Ben Bernanke wants banks to make more loans in low-and-moderate income neighborhoods.
Bernanke offered that opinion during his speech today in Washington. When asked to comment about how lending could stimulate more business activity, he said "We at the
Federal Reserve will remain closely attuned to the economic health of all communities, including low- and moderate-income communities."
The same information was documented in a report issued yesterday by seven different advocacy groups. The report, "Paying More for the American Dream," said the minority communities were finding it very difficult to qualify for refinance loans. The report contrasted 2008 with 2009. The population sample did not include any lending associated with loan modifications.

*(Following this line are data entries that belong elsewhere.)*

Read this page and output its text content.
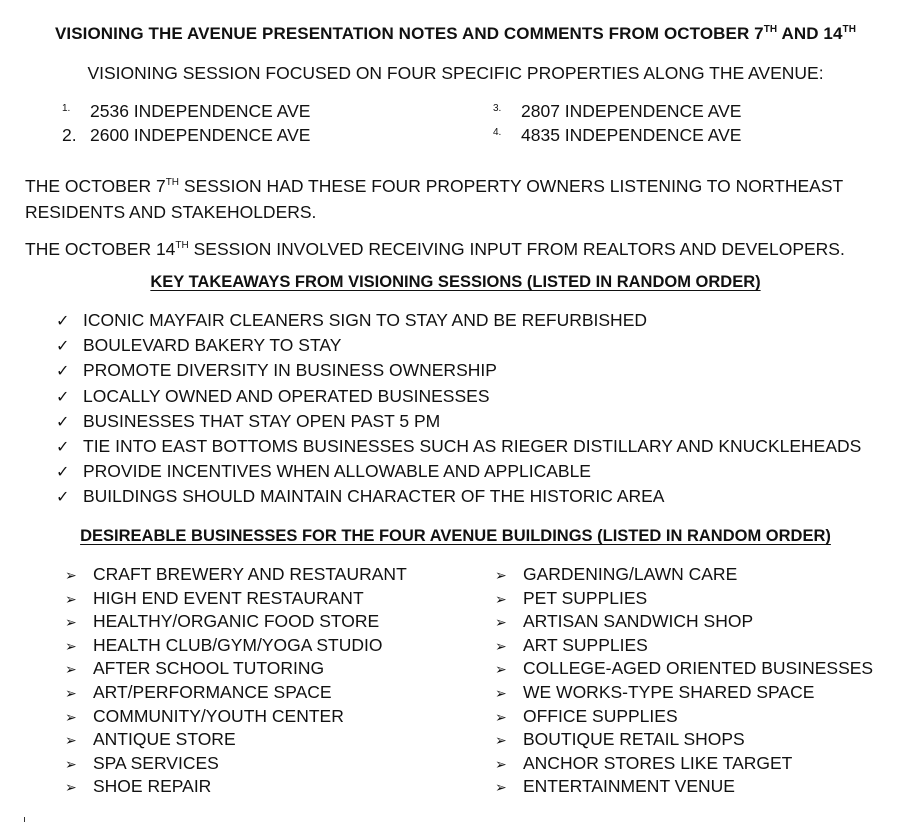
VISIONING THE AVENUE PRESENTATION NOTES AND COMMENTS FROM OCTOBER 7TH AND 14TH
VISIONING SESSION FOCUSED ON FOUR SPECIFIC PROPERTIES ALONG THE AVENUE:
1. 2536 INDEPENDENCE AVE
2. 2600 INDEPENDENCE AVE
3. 2807 INDEPENDENCE AVE
4. 4835 INDEPENDENCE AVE
THE OCTOBER 7TH SESSION HAD THESE FOUR PROPERTY OWNERS LISTENING TO NORTHEAST RESIDENTS AND STAKEHOLDERS.
THE OCTOBER 14TH SESSION INVOLVED RECEIVING INPUT FROM REALTORS AND DEVELOPERS.
KEY TAKEAWAYS FROM VISIONING SESSIONS (LISTED IN RANDOM ORDER)
✓ ICONIC MAYFAIR CLEANERS SIGN TO STAY AND BE REFURBISHED
✓ BOULEVARD BAKERY TO STAY
✓ PROMOTE DIVERSITY IN BUSINESS OWNERSHIP
✓ LOCALLY OWNED AND OPERATED BUSINESSES
✓ BUSINESSES THAT STAY OPEN PAST 5 PM
✓ TIE INTO EAST BOTTOMS BUSINESSES SUCH AS RIEGER DISTILLARY AND KNUCKLEHEADS
✓ PROVIDE INCENTIVES WHEN ALLOWABLE AND APPLICABLE
✓ BUILDINGS SHOULD MAINTAIN CHARACTER OF THE HISTORIC AREA
DESIREABLE BUSINESSES FOR THE FOUR AVENUE BUILDINGS (LISTED IN RANDOM ORDER)
➢ CRAFT BREWERY AND RESTAURANT
➢ HIGH END EVENT RESTAURANT
➢ HEALTHY/ORGANIC FOOD STORE
➢ HEALTH CLUB/GYM/YOGA STUDIO
➢ AFTER SCHOOL TUTORING
➢ ART/PERFORMANCE SPACE
➢ COMMUNITY/YOUTH CENTER
➢ ANTIQUE STORE
➢ SPA SERVICES
➢ SHOE REPAIR
➢ GARDENING/LAWN CARE
➢ PET SUPPLIES
➢ ARTISAN SANDWICH SHOP
➢ ART SUPPLIES
➢ COLLEGE-AGED ORIENTED BUSINESSES
➢ WE WORKS-TYPE SHARED SPACE
➢ OFFICE SUPPLIES
➢ BOUTIQUE RETAIL SHOPS
➢ ANCHOR STORES LIKE TARGET
➢ ENTERTAINMENT VENUE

The report is the fifth in an annual series of studies that have looked at inequality in access to capital.
Key findings in the report include:
· From 2008 to 2009 in the seven cities examined, applications for conventional refinance loans increased 76 percent in predominantly white neighborhoods, while the number of loans made in these neighborhoods increased 125 percent.

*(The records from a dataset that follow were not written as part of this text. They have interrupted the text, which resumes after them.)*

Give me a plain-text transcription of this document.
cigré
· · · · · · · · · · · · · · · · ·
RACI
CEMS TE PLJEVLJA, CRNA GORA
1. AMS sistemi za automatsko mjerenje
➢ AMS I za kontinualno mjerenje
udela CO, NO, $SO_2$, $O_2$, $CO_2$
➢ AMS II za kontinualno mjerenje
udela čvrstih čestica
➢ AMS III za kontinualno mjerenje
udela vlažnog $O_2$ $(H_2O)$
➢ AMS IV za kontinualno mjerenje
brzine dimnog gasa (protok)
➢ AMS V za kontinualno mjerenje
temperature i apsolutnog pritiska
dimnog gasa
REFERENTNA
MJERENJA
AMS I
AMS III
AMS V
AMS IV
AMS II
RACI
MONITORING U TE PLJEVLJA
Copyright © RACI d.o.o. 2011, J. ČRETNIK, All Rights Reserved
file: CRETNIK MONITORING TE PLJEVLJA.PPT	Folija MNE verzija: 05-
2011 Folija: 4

· Over this same period in communities of color, conventional refinance applications
declined by 36 percent and originations declined by 17 percent.

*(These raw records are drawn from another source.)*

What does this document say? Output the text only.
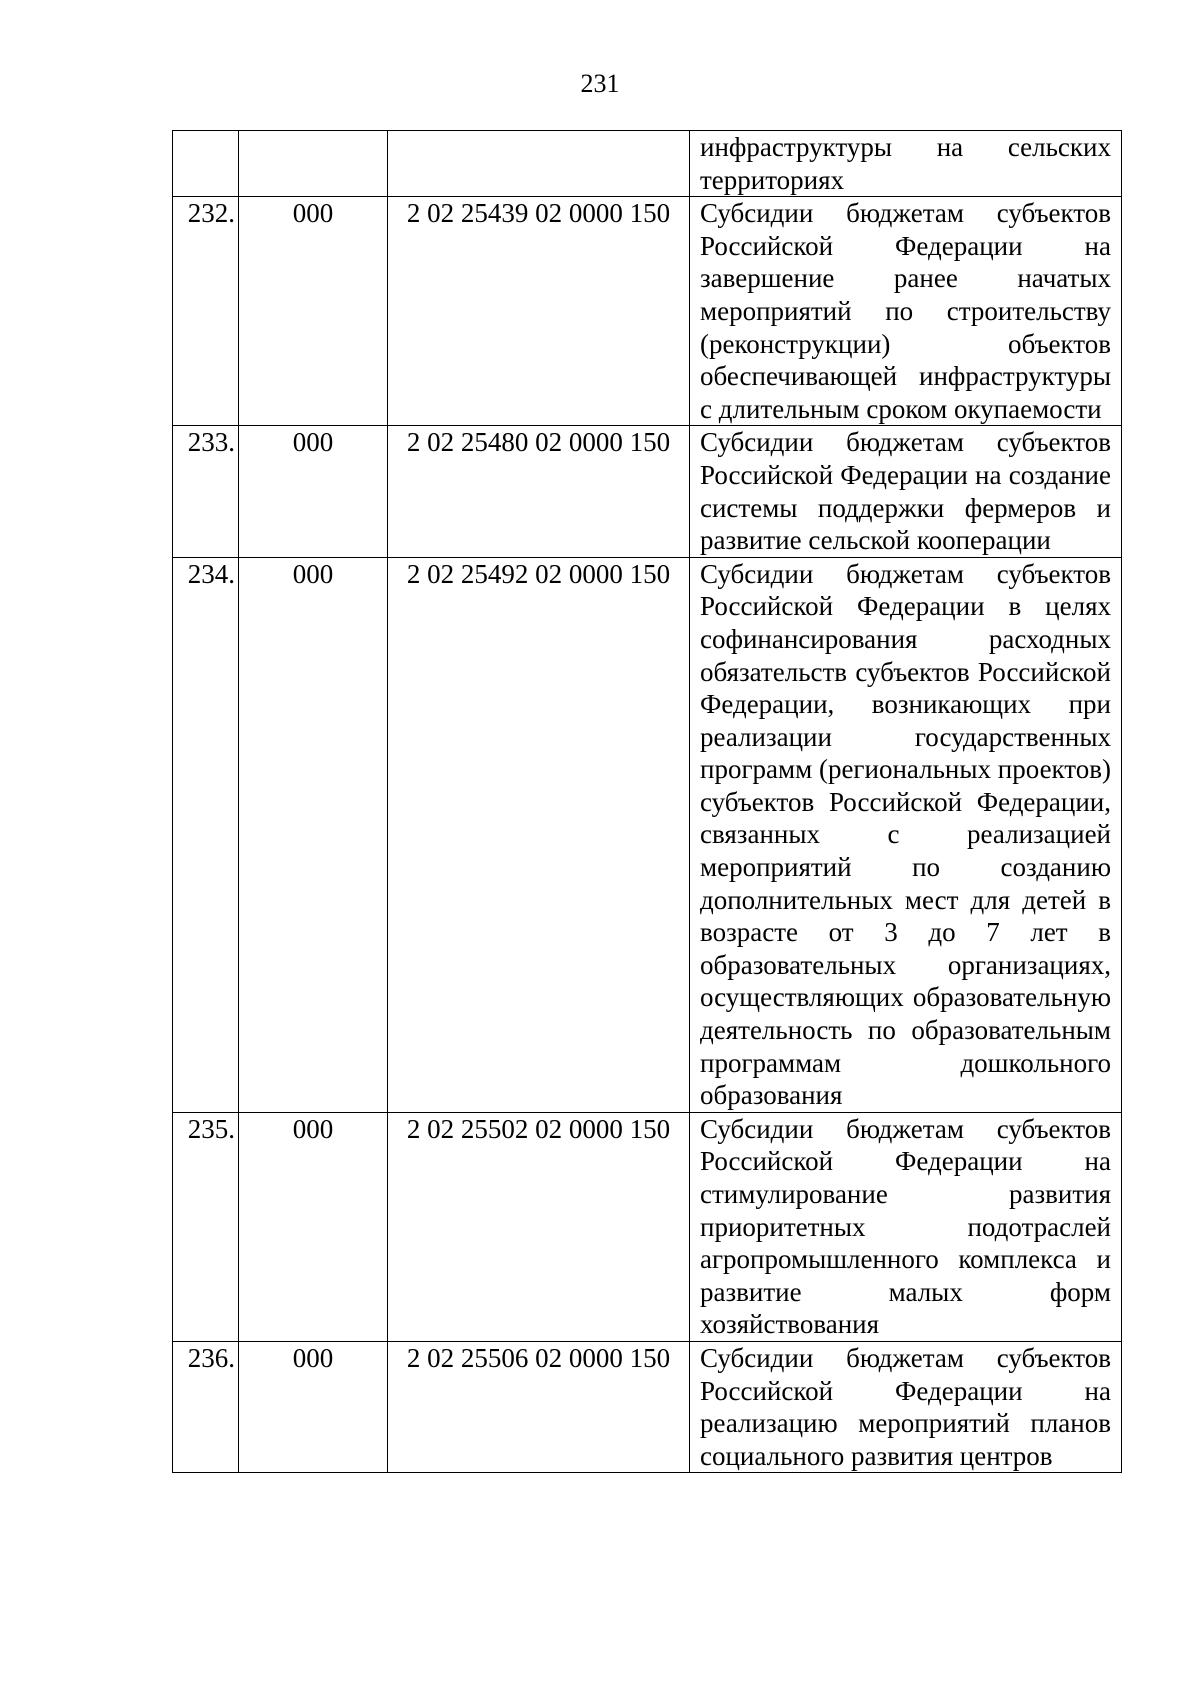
231

			инфраструктуры на сельских территориях

232.	000	2 02 25439 02 0000 150	Субсидии бюджетам субъектов Российской Федерации на завершение ранее начатых мероприятий по строительству (реконструкции) объектов обеспечивающей инфраструктуры с длительным сроком окупаемости

233.	000	2 02 25480 02 0000 150	Субсидии бюджетам субъектов Российской Федерации на создание системы поддержки фермеров и развитие сельской кооперации

234.	000	2 02 25492 02 0000 150	Субсидии бюджетам субъектов Российской Федерации в целях софинансирования расходных обязательств субъектов Российской Федерации, возникающих при реализации государственных программ (региональных проектов) субъектов Российской Федерации, связанных с реализацией мероприятий по созданию дополнительных мест для детей в возрасте от 3 до 7 лет в образовательных организациях, осуществляющих образовательную деятельность по образовательным программам дошкольного образования

235.	000	2 02 25502 02 0000 150	Субсидии бюджетам субъектов Российской Федерации на стимулирование развития приоритетных подотраслей агропромышленного комплекса и развитие малых форм хозяйствования

236.	000	2 02 25506 02 0000 150	Субсидии бюджетам субъектов Российской Федерации на реализацию мероприятий планов социального развития центров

· In Chicago, conventional refinance originations in predominantly white neighborhoods increased by 102 percent from 2008 to 2009, but over the same period declined by 41 percent in communities of color.
· In the seven cities, lenders were more than twice as likely to deny conventional refinance loans to homeowners in communities of color as they were to homeowners in majority white neighborhoods in 2009.
· Denial rates in communities of color ranged from 28.9 percent in Los Angeles to 60
percent in Cleveland, whereas in predominantly white communities, denial rates ranged from a low of 11.7 percent in Boston to a high of 24.4 percent in New York.